Reviewing Ellis Island facts is an intriguing way to discover the history of the island, the immigration station and the factors which eventually caused the immigration station to close. The facts also provide a backdrop for genealogists to understand the inspection process of immigrants arriving in the United States from 1892 to 1954.
Ellis Island Facts: Immigrants and Visitors
- Over twelve million immigrants entered the United States through Ellis Island between 1892 and 1954.
- In 1907 the United States reached the pinnacle of immigration with approximately 1.25 million immigrants passing through Ellis Island.
- Ellis Island was frequently called the "Island of Tears" by immigrants even though only two percent of the immigrants who were processed through Ellis Island were denied entry into the United States.
- The two main reasons for entry denial were the diagnosis of a contagious disease or the fear that the immigrant could not support themselves or might be an illegal laborer.
- As of 2009, the Ellis Island Immigration Museum receives almost 2 million visitors a year.
Where is Ellis Island Located
- Ellis Island was originally known as "Gull Island" by the local Indians.
- The Dutch and English colonists called the island "Oyster Island" due to its abundant oyster beds.
- Samuel Ellis purchased the island in the 1770s.
- In 1808 the Federal government purchased Ellis Island from New York State and created Fort Gibson.
- Ellis Island was originally a 3.3 acre island which was enlarged to 27.5 acres by landfill from ship ballast and dirt from the construction of the New York City subway in the early 1900s.
- In 1998 New York lost a 160-year dispute with New Jersey over rights to Ellis Island. The Supreme Court ruled that New York could keep the original 3.3 acre island; but, the remaining 24.2 acres of landfill belong to New Jersey.

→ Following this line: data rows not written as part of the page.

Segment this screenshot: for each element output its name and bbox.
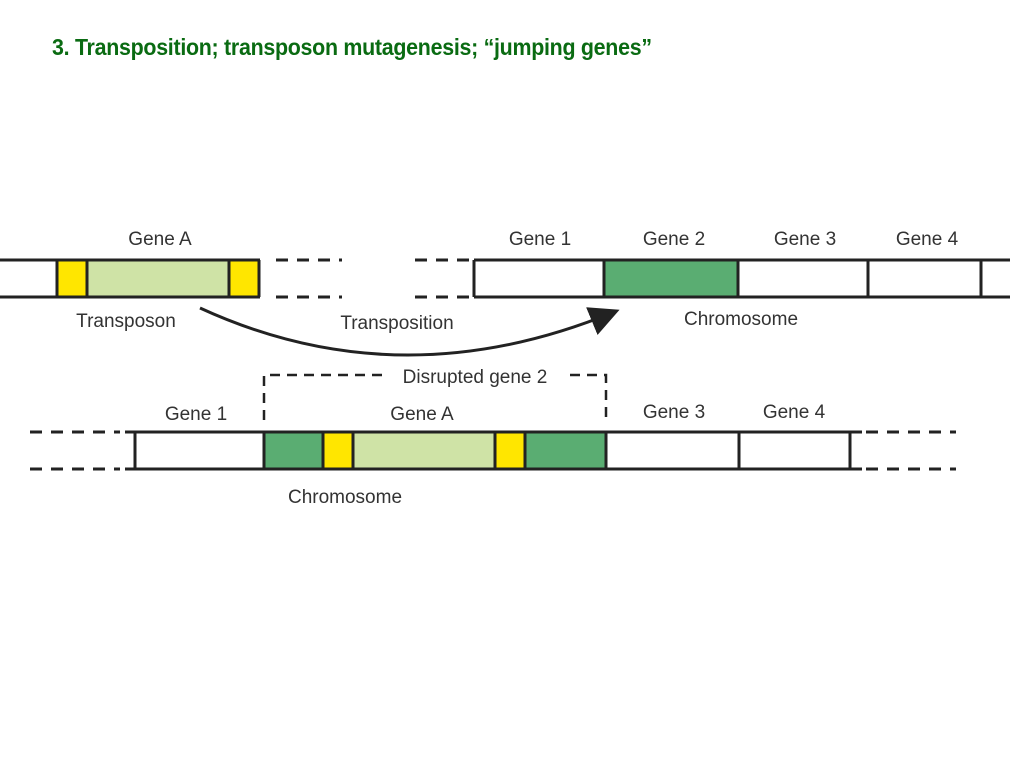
inserted-transposon: [353, 432, 495, 469]
transposon-body: [87, 260, 229, 297]
top-gene-4-label: Gene 4: [896, 229, 959, 250]
gene-2-segment: [604, 260, 738, 297]
left-inverted-repeat: [323, 432, 353, 469]
right-inverted-repeat: [229, 260, 259, 297]
disrupted-gene-label: Disrupted gene 2: [403, 367, 548, 388]
transposition-label: Transposition: [340, 313, 453, 334]
disrupted-bracket-left: [262, 373, 382, 420]
bottom-gene-4-label: Gene 4: [763, 402, 826, 423]
gene-2-right-fragment: [525, 432, 606, 469]
top-gene-3-label: Gene 3: [774, 229, 836, 250]
top-gene-2-label: Gene 2: [643, 229, 705, 250]
slide-title: 3. Transposition; transposon mutagenesis…: [52, 34, 652, 60]
transposon-label: Transposon: [76, 311, 176, 332]
gene-2-left-fragment: [264, 432, 323, 469]
bottom-gene-a-label: Gene A: [390, 404, 454, 425]
bottom-gene-3-label: Gene 3: [643, 402, 705, 423]
top-chromosome-label: Chromosome: [684, 309, 798, 330]
disrupted-bracket-right: [570, 373, 608, 420]
disrupted-chromosome: [30, 430, 956, 471]
target-chromosome: [415, 258, 1010, 299]
transposition-arrow: [199, 306, 620, 357]
bottom-chromosome-label: Chromosome: [288, 487, 402, 508]
transposon-segment: [0, 258, 342, 299]
bottom-gene-1-label: Gene 1: [165, 404, 227, 425]
right-inverted-repeat: [495, 432, 525, 469]
transposon-gene-label: Gene A: [128, 229, 192, 250]
top-gene-1-label: Gene 1: [509, 229, 571, 250]
left-inverted-repeat: [57, 260, 87, 297]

Immigration Station History
- From 1855 to the 1890 opening of Ellis Island, immigrants were reviewed on Castle Island at the tip of Manhattan Island, the first official immigration center.
- President Benjamin Harrison designated Ellis Island as the first United States immigration station in 1890.

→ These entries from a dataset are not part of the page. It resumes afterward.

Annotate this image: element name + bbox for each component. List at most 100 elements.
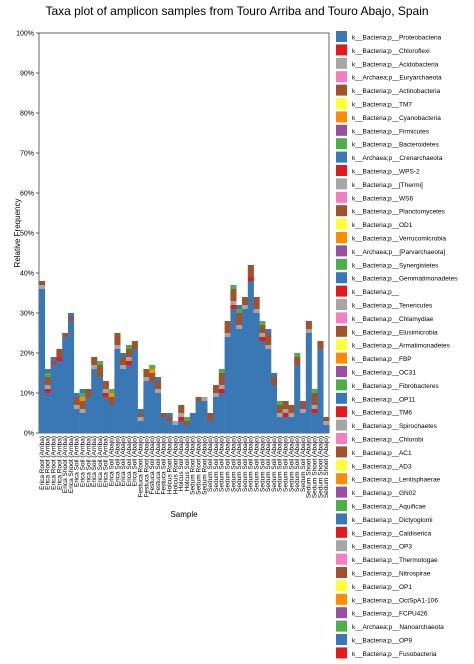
legend-swatch [336, 98, 347, 109]
bar-segment [44, 385, 51, 389]
bar-segment [137, 421, 144, 433]
legend-swatch [336, 31, 347, 42]
bar-segment [242, 309, 249, 433]
bar-segment [79, 401, 86, 409]
bar-segment [218, 389, 225, 393]
legend-entry: k__Bacteria;p__FBP [352, 356, 412, 363]
bar-segment [172, 425, 179, 433]
legend-swatch [336, 205, 347, 217]
bar-segment [189, 413, 196, 417]
x-tick-label: Sedum Root (Abajo) [196, 436, 203, 495]
bar-segment [56, 357, 63, 361]
x-tick-label: Sedum Soil (Abajo) [283, 436, 290, 492]
legend-swatch [336, 379, 347, 391]
bar-segment [126, 361, 133, 365]
bar-segment [265, 345, 272, 349]
x-tick-label: Sedum Soil (Abajo) [259, 436, 266, 492]
bar-segment [160, 417, 167, 433]
legend-swatch [336, 232, 347, 243]
bar-segment [300, 409, 307, 413]
bar-segment [79, 397, 86, 401]
bar-segment [166, 421, 173, 433]
y-tick-label: 50% [20, 231, 34, 238]
bar-segment [91, 369, 98, 433]
bar-segment [230, 285, 237, 289]
bar-segment [79, 389, 86, 393]
legend-entry: k__Bacteria;p__[Thermi] [352, 182, 423, 189]
legend-swatch [336, 433, 347, 444]
bar-segment [73, 397, 80, 405]
x-tick-label: Sedum Soil (Abajo) [288, 436, 295, 492]
x-tick-label: Festuca Soil (Abajo) [149, 436, 156, 495]
bar-segment [131, 341, 138, 349]
legend-entry: k__Bacteria;p__Aquificae [352, 504, 426, 511]
x-tick-label: Holcus Root (Abajo) [172, 436, 179, 494]
x-tick-label: Sedum Soil (Abajo) [271, 436, 278, 492]
legend-swatch [336, 500, 347, 511]
legend-entry: k__Bacteria;p__Proteobacteria [352, 35, 442, 42]
x-tick-label: Erica Shoot (Arriba) [62, 436, 69, 493]
legend-entry: k__Bacteria;p__Armatimonadetes [352, 343, 451, 350]
bar-segment [120, 353, 127, 357]
bar-segment [44, 393, 51, 433]
bar-segment [311, 405, 318, 409]
bar-segment [317, 349, 324, 433]
x-tick-label: Festuca Soil (Abajo) [161, 436, 168, 495]
x-tick-label: Holcus Soil (Abajo) [184, 436, 191, 491]
legend-entry: k__Bacteria;p__Cyanobacteria [352, 115, 441, 122]
y-tick-label: 60% [20, 191, 34, 198]
x-tick-label: Erica Root (Arriba) [45, 436, 52, 490]
bar-segment [155, 381, 162, 389]
y-tick-label: 70% [20, 151, 34, 158]
bar-segment [85, 389, 92, 397]
y-tick-label: 40% [20, 271, 34, 278]
bar-segment [253, 297, 260, 309]
y-tick-label: 30% [20, 311, 34, 318]
bar-segment [56, 349, 63, 357]
legend-swatch [336, 366, 347, 377]
bar-segment [114, 349, 121, 433]
bar-segment [160, 413, 167, 417]
bar-segment [265, 333, 272, 345]
bar-segment [143, 381, 150, 433]
bar-segment [120, 369, 127, 433]
bar-segment [120, 357, 127, 365]
bar-segment [155, 389, 162, 393]
legend-swatch [336, 258, 347, 270]
bar-segment [276, 413, 283, 417]
legend-swatch [336, 151, 347, 163]
bar-segment [102, 381, 109, 389]
y-axis-label: Relative Frequency [13, 199, 22, 268]
legend-entry: k__Bacteria;p__Chlorobi [352, 437, 423, 444]
bar-segment [213, 393, 220, 397]
bar-segment [73, 405, 80, 409]
bar-segment [305, 321, 312, 329]
legend-entry: k__Bacteria;p__OP3 [352, 544, 412, 551]
bar-segment [50, 361, 57, 365]
bar-segment [259, 341, 266, 433]
legend-swatch [336, 218, 347, 230]
bar-segment [137, 417, 144, 421]
bar-segment [108, 389, 115, 393]
bar-segment [97, 365, 104, 377]
bar-segment [73, 409, 80, 433]
x-tick-label: Holcus Root (Abajo) [167, 436, 174, 494]
legend-entry: k__Bacteria;p__OD1 [352, 222, 413, 229]
chart-title: Taxa plot of amplicon samples from Touro… [45, 4, 429, 18]
legend-entry: k__Bacteria;p__Elusimicrobia [352, 329, 438, 336]
bar-segment [317, 341, 324, 349]
x-tick-label: Sedum Soil (Abajo) [213, 436, 220, 492]
legend-swatch [336, 473, 347, 485]
bar-segment [178, 421, 185, 433]
bar-segment [288, 417, 295, 433]
bar-segment [114, 345, 121, 349]
legend-entry: k__Bacteria;p__OC31 [352, 370, 416, 377]
bar-segment [166, 413, 173, 417]
bar-segment [114, 333, 121, 345]
legend-entry: k__Bacteria;p__ [352, 289, 399, 296]
bar-segment [207, 421, 214, 433]
legend-swatch [336, 553, 347, 565]
bar-segment [224, 321, 231, 333]
bar-segment [282, 417, 289, 433]
bar-segment [131, 349, 138, 433]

- The first immigrant to be processed at Ellis Island was Annie Moore, a 15 year-old Irish girl who, accompanied by her two brothers, entered the United States on January 2 1892.

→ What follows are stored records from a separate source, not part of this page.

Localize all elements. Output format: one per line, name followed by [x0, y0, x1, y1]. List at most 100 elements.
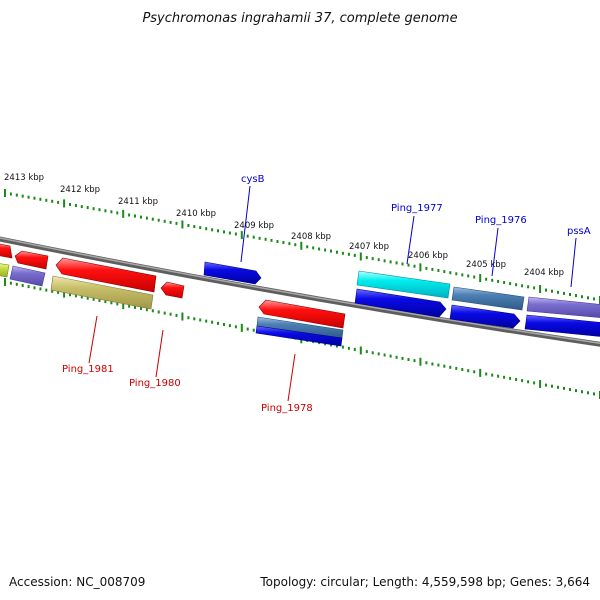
inner-ring-tick: [383, 353, 386, 357]
outer-ring-tick: [240, 231, 243, 240]
outer-ring-tick: [211, 228, 214, 232]
gene-label-ping1977[interactable]: Ping_1977: [391, 203, 443, 214]
outer-ring-tick: [336, 250, 338, 254]
inner-ring-tick: [98, 299, 101, 302]
gene-label-ping1980[interactable]: Ping_1980: [129, 378, 181, 389]
inner-ring-tick: [110, 301, 113, 305]
outer-ring-tick: [294, 243, 297, 247]
outer-ring-tick: [163, 219, 166, 223]
outer-ring-tick: [539, 285, 542, 293]
kbp-label-2408: 2408 kbp: [291, 232, 331, 242]
gene-reverse-red-edge[interactable]: [0, 243, 13, 259]
outer-ring-tick: [306, 245, 309, 249]
outer-ring-tick: [419, 263, 422, 272]
leader-ping1980: [155, 329, 164, 378]
outer-ring-tick: [431, 267, 434, 271]
outer-ring-tick: [443, 270, 446, 274]
inner-ring-tick: [557, 385, 559, 389]
gene-label-cysB[interactable]: cysB: [241, 174, 265, 185]
gene-label-ping1978[interactable]: Ping_1978: [261, 403, 313, 414]
outer-ring-tick: [479, 274, 482, 283]
outer-ring-tick: [437, 269, 440, 272]
kbp-label-2410: 2410 kbp: [176, 209, 216, 219]
outer-ring-tick: [128, 213, 131, 217]
gene-label-pssA[interactable]: pssA: [567, 226, 591, 237]
outer-ring-tick: [187, 224, 190, 227]
inner-ring-tick: [359, 346, 362, 355]
inner-ring-tick: [116, 302, 119, 306]
outer-ring-tick: [140, 215, 142, 219]
outer-ring-tick: [401, 262, 404, 266]
outer-ring-tick: [461, 273, 464, 277]
gene-forward-blue-c[interactable]: [524, 314, 600, 337]
inner-ring-tick: [425, 361, 428, 365]
gene-forward-pssA[interactable]: [526, 296, 600, 318]
inner-ring-tick: [395, 355, 398, 359]
inner-ring-tick: [515, 378, 518, 381]
inner-ring-tick: [527, 380, 530, 384]
outer-ring-tick: [193, 225, 196, 229]
outer-ring-tick: [169, 220, 172, 224]
outer-ring-tick: [318, 247, 321, 251]
gene-reverse-red-small[interactable]: [14, 250, 49, 270]
outer-ring-tick: [217, 229, 219, 233]
outer-ring-tick: [377, 258, 380, 262]
inner-ring-tick: [491, 373, 494, 377]
reverse-strand-genes: [0, 243, 346, 347]
gene-forward-ping1977[interactable]: [356, 270, 451, 299]
outer-ring-tick: [533, 286, 536, 290]
inner-ring-tick: [473, 370, 476, 374]
outer-ring-tick: [569, 293, 571, 296]
gene-label-ping1976[interactable]: Ping_1976: [475, 215, 527, 226]
leader-ping1978: [287, 353, 296, 402]
inner-ring-tick: [407, 358, 410, 361]
outer-ring-tick: [199, 226, 202, 230]
gene-reverse-ping1980[interactable]: [160, 281, 185, 299]
inner-ring-tick: [134, 305, 136, 309]
outer-ring-tick: [497, 279, 500, 283]
inner-ring-tick: [15, 282, 18, 286]
outer-ring-tick: [246, 234, 249, 238]
gene-forward-blue-a[interactable]: [354, 288, 447, 318]
inner-ring-tick: [353, 347, 356, 351]
inner-ring-tick: [86, 296, 89, 300]
inner-ring-tick: [223, 323, 225, 326]
gene-forward-cysB[interactable]: [203, 261, 262, 285]
inner-ring-tick: [443, 364, 446, 368]
kbp-label-2406: 2406 kbp: [408, 251, 448, 261]
leader-cysB: [240, 185, 251, 263]
outer-ring-tick: [228, 231, 231, 235]
inner-ring-tick: [163, 311, 166, 315]
outer-ring-tick: [9, 192, 12, 196]
gene-forward-blue-b[interactable]: [449, 304, 521, 329]
gene-reverse-ping1981[interactable]: [55, 257, 157, 293]
inner-ring-tick: [551, 384, 553, 388]
gene-reverse-ping1978[interactable]: [258, 299, 346, 329]
forward-strand-genes: [203, 261, 600, 337]
outer-ring-tick: [353, 253, 356, 257]
inner-ring-tick: [246, 327, 249, 331]
inner-ring-tick: [175, 313, 178, 317]
outer-ring-tick: [491, 278, 494, 282]
outer-ring-tick: [371, 257, 374, 261]
outer-ring-tick: [270, 238, 273, 242]
gene-forward-ping1976[interactable]: [451, 286, 525, 311]
gene-khaki-left[interactable]: [50, 275, 154, 310]
inner-ring-tick: [145, 308, 148, 312]
gene-lavender-left[interactable]: [9, 265, 46, 287]
gene-blue-middle[interactable]: [255, 325, 343, 347]
gene-yellowgreen-edge[interactable]: [0, 263, 10, 278]
inner-ring-tick: [587, 391, 589, 395]
genome-summary-text: Topology: circular; Length: 4,559,598 bp…: [259, 575, 590, 589]
outer-ring-tick: [104, 209, 107, 213]
outer-ring-tick: [145, 216, 148, 220]
kbp-label-2409: 2409 kbp: [234, 221, 274, 231]
kbp-label-2404: 2404 kbp: [524, 268, 564, 278]
outer-ring-tick: [551, 289, 553, 293]
inner-ring-tick: [521, 379, 524, 383]
inner-ring-tick: [80, 295, 83, 299]
inner-ring-tick: [151, 309, 154, 313]
gene-label-ping1981[interactable]: Ping_1981: [62, 364, 114, 375]
inner-ring-tick: [545, 383, 547, 387]
inner-ring-tick: [581, 390, 583, 394]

- On June 14, 1897, the immigration station on Ellis Island burned to the ground along with the Federal and State immigration records from 1855 through 1897.
- The new Main Building on Ellis Island was opened on December 17, 1900 and 2,251 immigrants were received that day. The other buildings on Ellis Island (hospital and disease wards, dormitories and kitchens) were built between 1900 and 1915.
- In 1918 and 1919 Ellis Island was used to detain thousands of suspected enemy aliens during World War I. During this time immigrants were inspected on their arriving ship or at the docks. The immigration receiving station was reopened in 1920 and over 225,000 immigrants were processed in that year.
- After World War I, United States embassies were established throughout the world, providing a place for immigrants to apply for a visa and to have a medical inspection. After 1924 the only immigrants detained at Ellis Island were individuals with paperwork problems, refugees and displaced persons.
- During World War II enemy merchant seamen were detained at Ellis Island.
- About 60,000 United States Coast Guard servicemen were trained on Ellis Island, one of many military uses of Ellis Island.
- Ellis Island was closed in November 1954. The last detainee at Ellis Island was Arne Peterssen, a Norwegian merchant seaman.
- President Lyndon Johnson declared Ellis Island part of the Statue of Liberty National Monument in 1965.
- Between 1976 and 1984 Ellis Island was reopened to the public.
- A major restoration of Ellis Island started in 1984. The $160 million project was funded by donations made to the Statue of Liberty-Ellis Island Foundation. This was the largest United States historic restoration project.
- The main building at Ellis Island was restored and reopened as the Ellis Island Immigration Museum on September 10, 1990 with Ellis Island facts and exhibits that included Ellis Island pictures, artifacts and history.
- Each immigrant was required to answer twenty-nine questions which would be used as the basis of the health and legal inspections.
- First and second class passengers were only inspected at Ellis Island if they were sick or had legal problems. Otherwise, they were interviewed and inspected on their incoming ship, passed through Customs at the piers and allowed to enter the United States.
- Third class or "steerage" passengers were transferred from their ships by barge or ferry to Ellis Island where they would undergo a medical and legal inspection.
- The Ellis Island inspection process would last approximately three to five hours in the Great Hall after which the immigrant would return to the dock by ferry or be sent to the Ellis Island hospital or disease wards.
- The United States Public Health Service and the Bureau of Immigration (renamed the Immigration and Naturalization Service - INS) were the two agencies responsible for processing immigrants at Ellis Island.